The novelty was such that the stars of Hollywood noticed and made Donn the Beachcomber one of the prime nighttime spots of the 1930s, 1940s, and beyond. And Donn Beach spawned a legion of imitators, including his rival, “Trader Vic” Bergeron. This Californian amalgam of all the temperate islands spread across the United States, creating a popular form of dinner entertainment that lasted in its first burst of popularity for 40 years, even enshrined in his park by Walt Disney himself.
The appeal to starlet and working man was the same, the space itself. A strange over-the-top mix of flotsam and palm fronds, flowers and Polynesian statues, leis and ladies. All designed to draw patrons inside and to the bar for Mai Tais, Zombies, and a host of slings, swizzles, and daiquiris. Enough for a Missionary’s Downfall, or to make a Suffering Bastard in the morning.
These drinks gave you the sensation of being somewhere else. Somewhere quite far away from your mundane home or your humdrum job. Somewhere…exotic. It was how the ingredients came together, how the drinks were presented–in a coconut, in a cove of ice–and what they were called that set the stage. No one in Sumatra, Rangoon, or Tahiti really drank anything like this, but no one could afford to visit these places to find out the truth. — from Smuggler’s Cove, by Martin Cate.
The emphasis is mine, and let’s add Hawaii to this list. For in the years after World War II, with Hawaii rapidly shifting from territory to state, the Unites States of America had a Hawaiian fever.
Or so it thought. And many a traveler set off to the Hawaiian islands.
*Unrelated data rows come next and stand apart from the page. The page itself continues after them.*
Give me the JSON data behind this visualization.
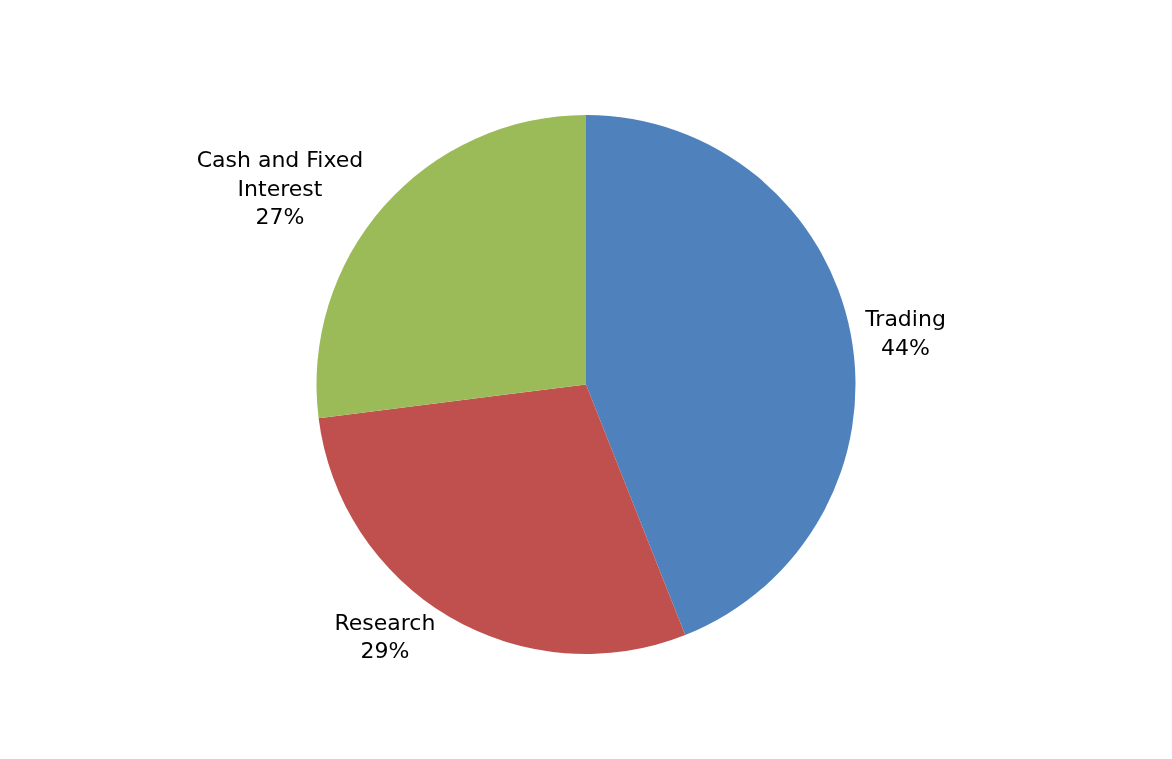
{
  "chart_data": {
    "type": "pie",
    "categories": [
      "Trading",
      "Research",
      "Cash and Fixed Interest"
    ],
    "values": [
      44,
      29,
      27
    ],
    "value_labels": [
      "44%",
      "29%",
      "27%"
    ],
    "colors": [
      "#4f81bd",
      "#c0504d",
      "#9bbb59"
    ],
    "legend": false
  }
}
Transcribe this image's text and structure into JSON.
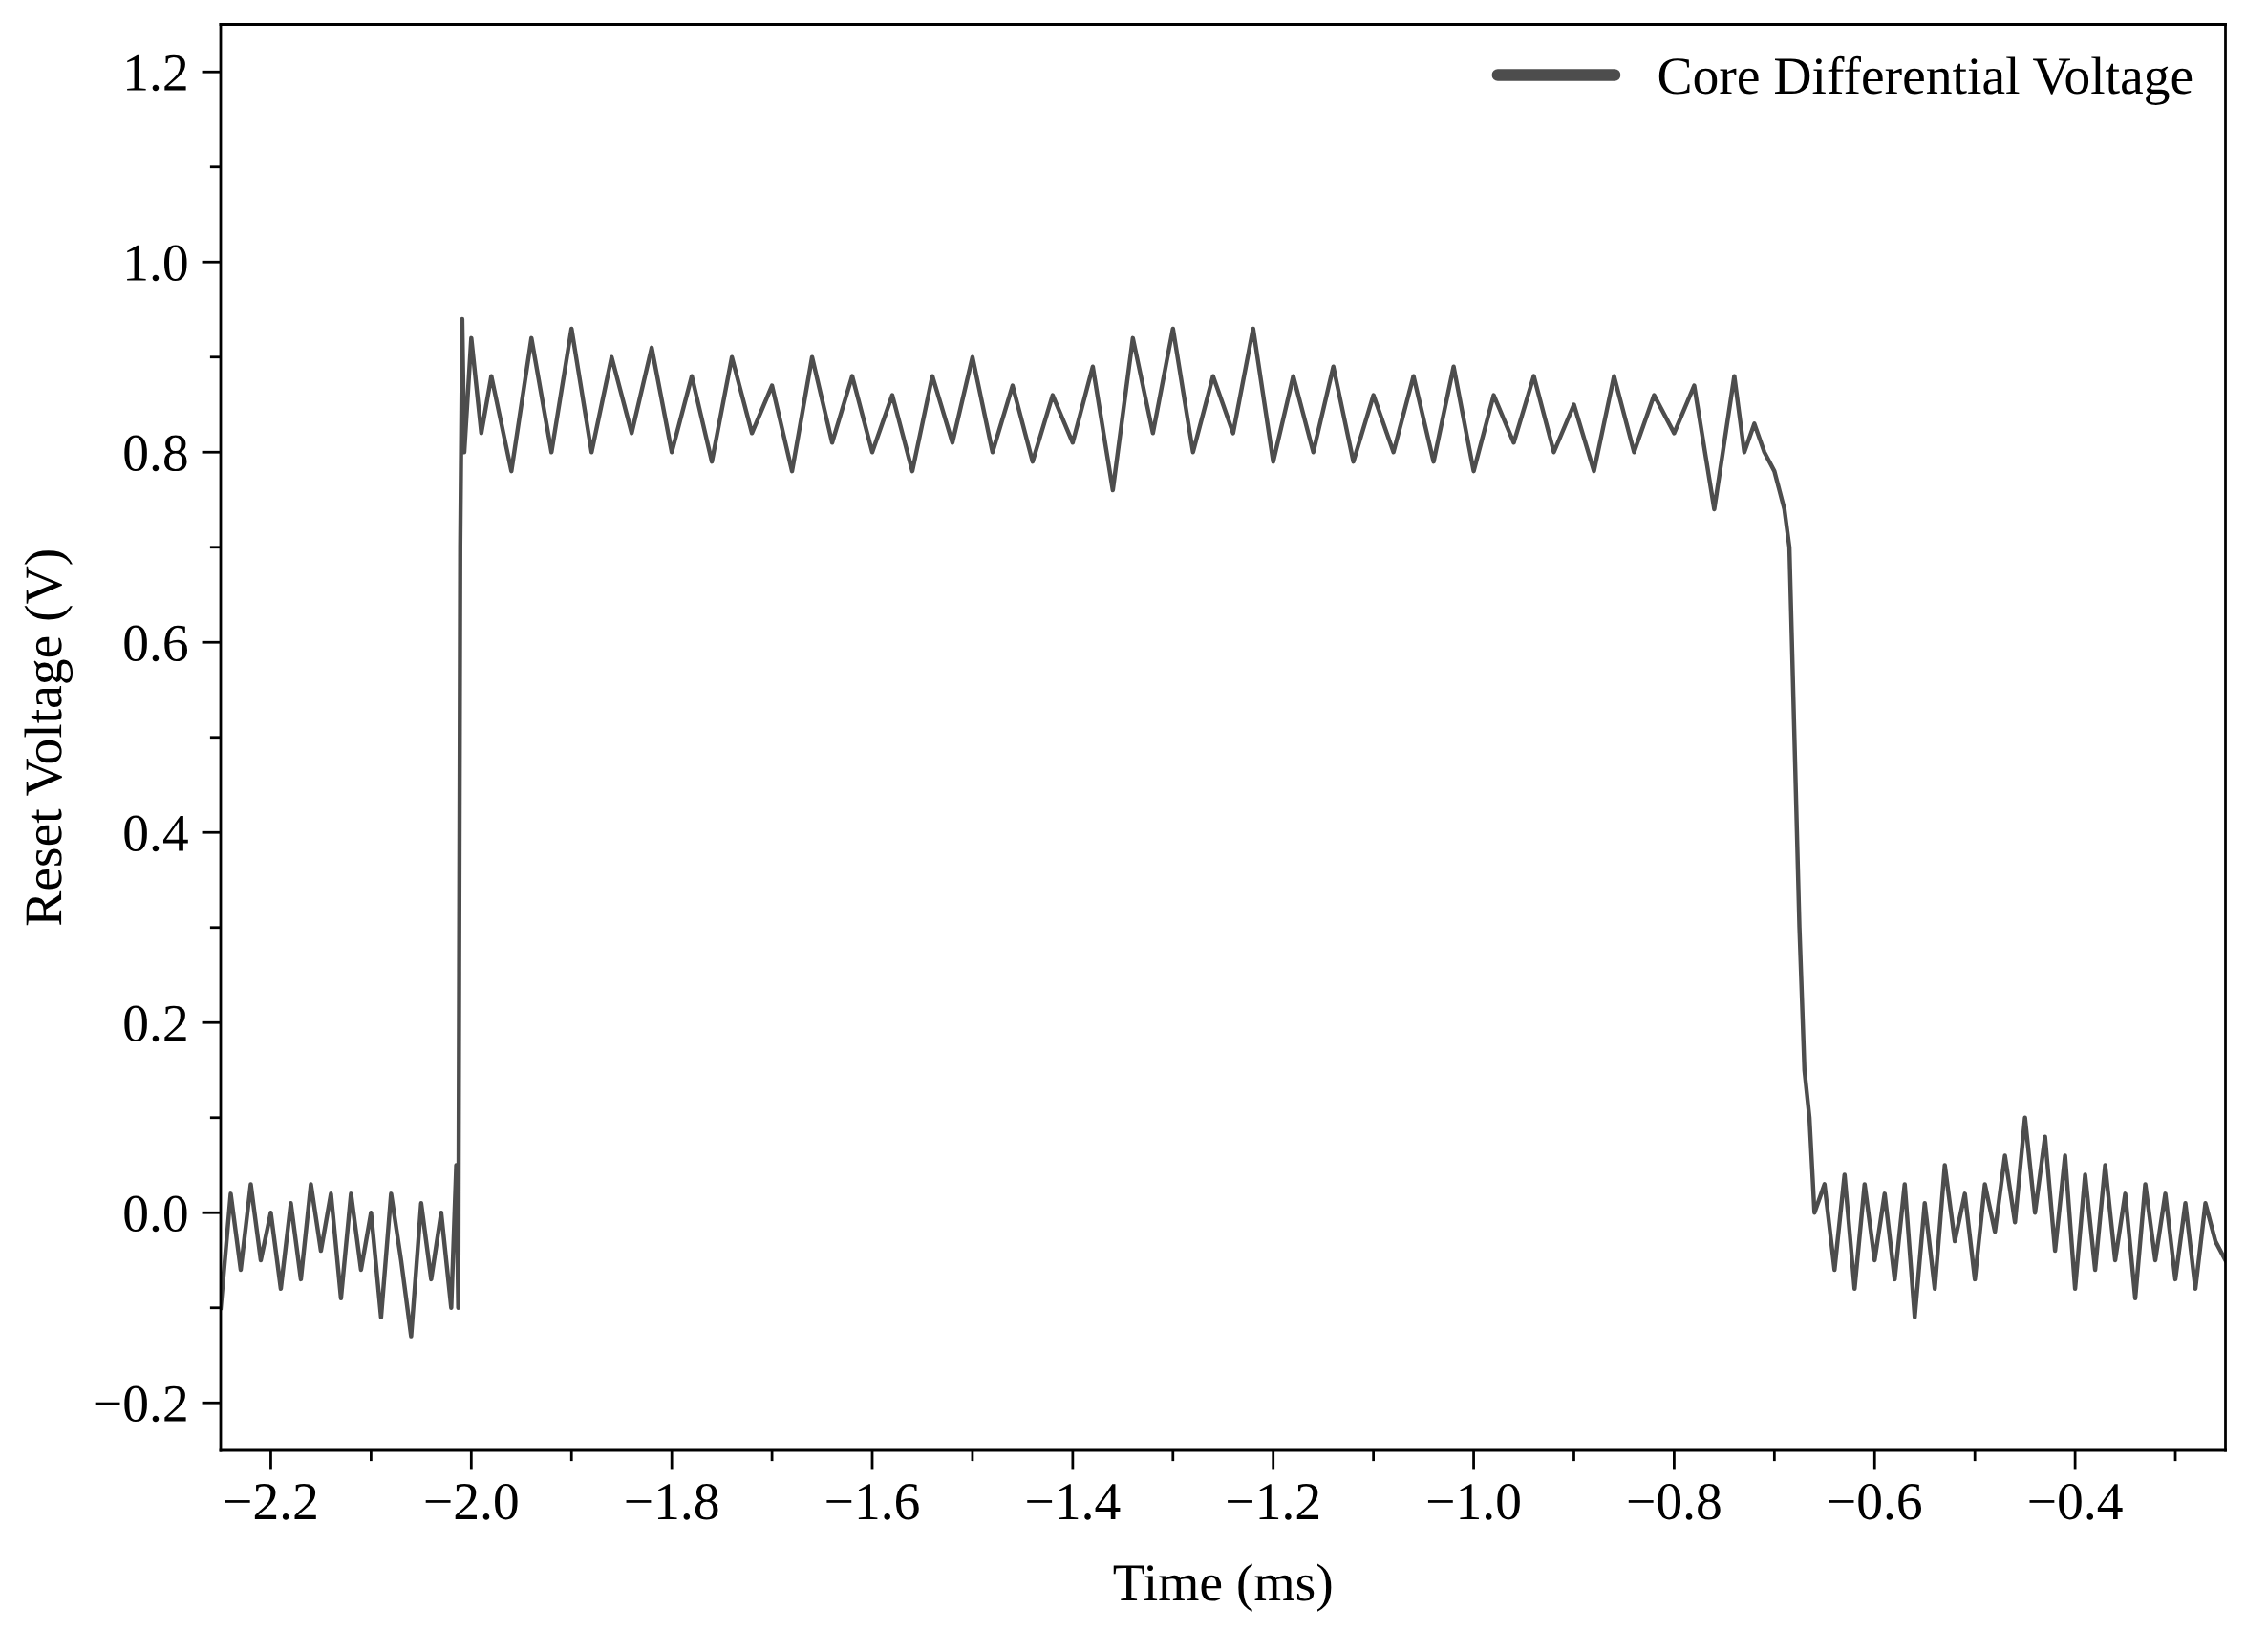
{
  "chart_data": {
    "type": "line",
    "xlabel": "Time (ms)",
    "ylabel": "Reset Voltage (V)",
    "xlim": [
      -2.25,
      -0.25
    ],
    "ylim": [
      -0.25,
      1.25
    ],
    "xticks": [
      {
        "value": -2.2,
        "label": "−2.2"
      },
      {
        "value": -2.1,
        "label": null
      },
      {
        "value": -2.0,
        "label": "−2.0"
      },
      {
        "value": -1.9,
        "label": null
      },
      {
        "value": -1.8,
        "label": "−1.8"
      },
      {
        "value": -1.7,
        "label": null
      },
      {
        "value": -1.6,
        "label": "−1.6"
      },
      {
        "value": -1.5,
        "label": null
      },
      {
        "value": -1.4,
        "label": "−1.4"
      },
      {
        "value": -1.3,
        "label": null
      },
      {
        "value": -1.2,
        "label": "−1.2"
      },
      {
        "value": -1.1,
        "label": null
      },
      {
        "value": -1.0,
        "label": "−1.0"
      },
      {
        "value": -0.9,
        "label": null
      },
      {
        "value": -0.8,
        "label": "−0.8"
      },
      {
        "value": -0.7,
        "label": null
      },
      {
        "value": -0.6,
        "label": "−0.6"
      },
      {
        "value": -0.5,
        "label": null
      },
      {
        "value": -0.4,
        "label": "−0.4"
      },
      {
        "value": -0.3,
        "label": null
      }
    ],
    "yticks": [
      {
        "value": -0.2,
        "label": "−0.2"
      },
      {
        "value": -0.1,
        "label": null
      },
      {
        "value": 0.0,
        "label": "0.0"
      },
      {
        "value": 0.1,
        "label": null
      },
      {
        "value": 0.2,
        "label": "0.2"
      },
      {
        "value": 0.3,
        "label": null
      },
      {
        "value": 0.4,
        "label": "0.4"
      },
      {
        "value": 0.5,
        "label": null
      },
      {
        "value": 0.6,
        "label": "0.6"
      },
      {
        "value": 0.7,
        "label": null
      },
      {
        "value": 0.8,
        "label": "0.8"
      },
      {
        "value": 0.9,
        "label": null
      },
      {
        "value": 1.0,
        "label": "1.0"
      },
      {
        "value": 1.1,
        "label": null
      },
      {
        "value": 1.2,
        "label": "1.2"
      }
    ],
    "legend": "top right",
    "grid": false,
    "marker": "none",
    "line_style": "solid",
    "series": [
      {
        "name": "Core Differential Voltage",
        "color": "#4d4d4d",
        "x": [
          -2.25,
          -2.24,
          -2.23,
          -2.22,
          -2.21,
          -2.2,
          -2.19,
          -2.18,
          -2.17,
          -2.16,
          -2.15,
          -2.14,
          -2.13,
          -2.12,
          -2.11,
          -2.1,
          -2.09,
          -2.08,
          -2.07,
          -2.06,
          -2.05,
          -2.04,
          -2.03,
          -2.02,
          -2.015,
          -2.013,
          -2.011,
          -2.009,
          -2.007,
          -2.0,
          -1.99,
          -1.98,
          -1.96,
          -1.94,
          -1.92,
          -1.9,
          -1.88,
          -1.86,
          -1.84,
          -1.82,
          -1.8,
          -1.78,
          -1.76,
          -1.74,
          -1.72,
          -1.7,
          -1.68,
          -1.66,
          -1.64,
          -1.62,
          -1.6,
          -1.58,
          -1.56,
          -1.54,
          -1.52,
          -1.5,
          -1.48,
          -1.46,
          -1.44,
          -1.42,
          -1.4,
          -1.38,
          -1.36,
          -1.34,
          -1.32,
          -1.3,
          -1.28,
          -1.26,
          -1.24,
          -1.22,
          -1.2,
          -1.18,
          -1.16,
          -1.14,
          -1.12,
          -1.1,
          -1.08,
          -1.06,
          -1.04,
          -1.02,
          -1.0,
          -0.98,
          -0.96,
          -0.94,
          -0.92,
          -0.9,
          -0.88,
          -0.86,
          -0.84,
          -0.82,
          -0.8,
          -0.78,
          -0.76,
          -0.74,
          -0.73,
          -0.72,
          -0.71,
          -0.7,
          -0.695,
          -0.69,
          -0.685,
          -0.68,
          -0.675,
          -0.67,
          -0.665,
          -0.66,
          -0.65,
          -0.64,
          -0.63,
          -0.62,
          -0.61,
          -0.6,
          -0.59,
          -0.58,
          -0.57,
          -0.56,
          -0.55,
          -0.54,
          -0.53,
          -0.52,
          -0.51,
          -0.5,
          -0.49,
          -0.48,
          -0.47,
          -0.46,
          -0.45,
          -0.44,
          -0.43,
          -0.42,
          -0.41,
          -0.4,
          -0.39,
          -0.38,
          -0.37,
          -0.36,
          -0.35,
          -0.34,
          -0.33,
          -0.32,
          -0.31,
          -0.3,
          -0.29,
          -0.28,
          -0.27,
          -0.26,
          -0.25
        ],
        "values": [
          -0.1,
          0.02,
          -0.06,
          0.03,
          -0.05,
          0.0,
          -0.08,
          0.01,
          -0.07,
          0.03,
          -0.04,
          0.02,
          -0.09,
          0.02,
          -0.06,
          0.0,
          -0.11,
          0.02,
          -0.05,
          -0.13,
          0.01,
          -0.07,
          0.0,
          -0.1,
          0.05,
          -0.1,
          0.7,
          0.94,
          0.8,
          0.92,
          0.82,
          0.88,
          0.78,
          0.92,
          0.8,
          0.93,
          0.8,
          0.9,
          0.82,
          0.91,
          0.8,
          0.88,
          0.79,
          0.9,
          0.82,
          0.87,
          0.78,
          0.9,
          0.81,
          0.88,
          0.8,
          0.86,
          0.78,
          0.88,
          0.81,
          0.9,
          0.8,
          0.87,
          0.79,
          0.86,
          0.81,
          0.89,
          0.76,
          0.92,
          0.82,
          0.93,
          0.8,
          0.88,
          0.82,
          0.93,
          0.79,
          0.88,
          0.8,
          0.89,
          0.79,
          0.86,
          0.8,
          0.88,
          0.79,
          0.89,
          0.78,
          0.86,
          0.81,
          0.88,
          0.8,
          0.85,
          0.78,
          0.88,
          0.8,
          0.86,
          0.82,
          0.87,
          0.74,
          0.88,
          0.8,
          0.83,
          0.8,
          0.78,
          0.76,
          0.74,
          0.7,
          0.5,
          0.3,
          0.15,
          0.1,
          0.0,
          0.03,
          -0.06,
          0.04,
          -0.08,
          0.03,
          -0.05,
          0.02,
          -0.07,
          0.03,
          -0.11,
          0.01,
          -0.08,
          0.05,
          -0.03,
          0.02,
          -0.07,
          0.03,
          -0.02,
          0.06,
          -0.01,
          0.1,
          0.0,
          0.08,
          -0.04,
          0.06,
          -0.08,
          0.04,
          -0.06,
          0.05,
          -0.05,
          0.02,
          -0.09,
          0.03,
          -0.05,
          0.02,
          -0.07,
          0.01,
          -0.08,
          0.01,
          -0.03,
          -0.05
        ]
      }
    ]
  }
}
When he arrived, he expected to find a Polynesian wonderland of tiki gods, thatched huts, and topless wahines. Instead, he found that the missionaries who preceded him had erected Victorian homes, destroyed the huts and tikis, and covered up all the women. — from Smuggler’s Cove, by Martin Cate.
But rather than remain disappointed, travelers spread the Beachcomber’s Tiki craze to Hawaii. And so Donn Beach left for Hawaii. And soon after, so did Trader Vic. For one reason, and one reason alone, because “tourists expected tiki to be in Hawaii when they arrived.” (Smuggler’s Cove, again.).
Let me rephrase that. Hawaii, a native land with its own island culture, with its own customs and mores, was forced to accept “one man’s vision of an island rum shack, from an island located somewhere between his left and right ears”, to the point of importing Donn Beach himself, all because one man in California crafted a setting so compelling that people expected to see it in Hawaii.
That is the power of setting.
The power to shape expectations about the past, the present, and the future to the point where people strive to make the imagined real.
Of one man’s fancy, so beloved by many, imposed onto reality itself.
And that is why we will embark on a survey of science fiction’s greatest settings. To see where we have been–and where we will be again.
This is awesome!
A setting so compelling that it forced itself into reality is meme-magic before that word existed.
Which makes for an interesting thought experiment. I’ve always been pretty sympathetic to the notion in Plato’s Republic that the kind of entertainment people consume tends to shape them, their minds and imaginations to such a degree that it is vital to the continuance of civilization.
The mystical vitality of the tiki bar as a setting indicates at least that the popular imagination can force its collective will into existence.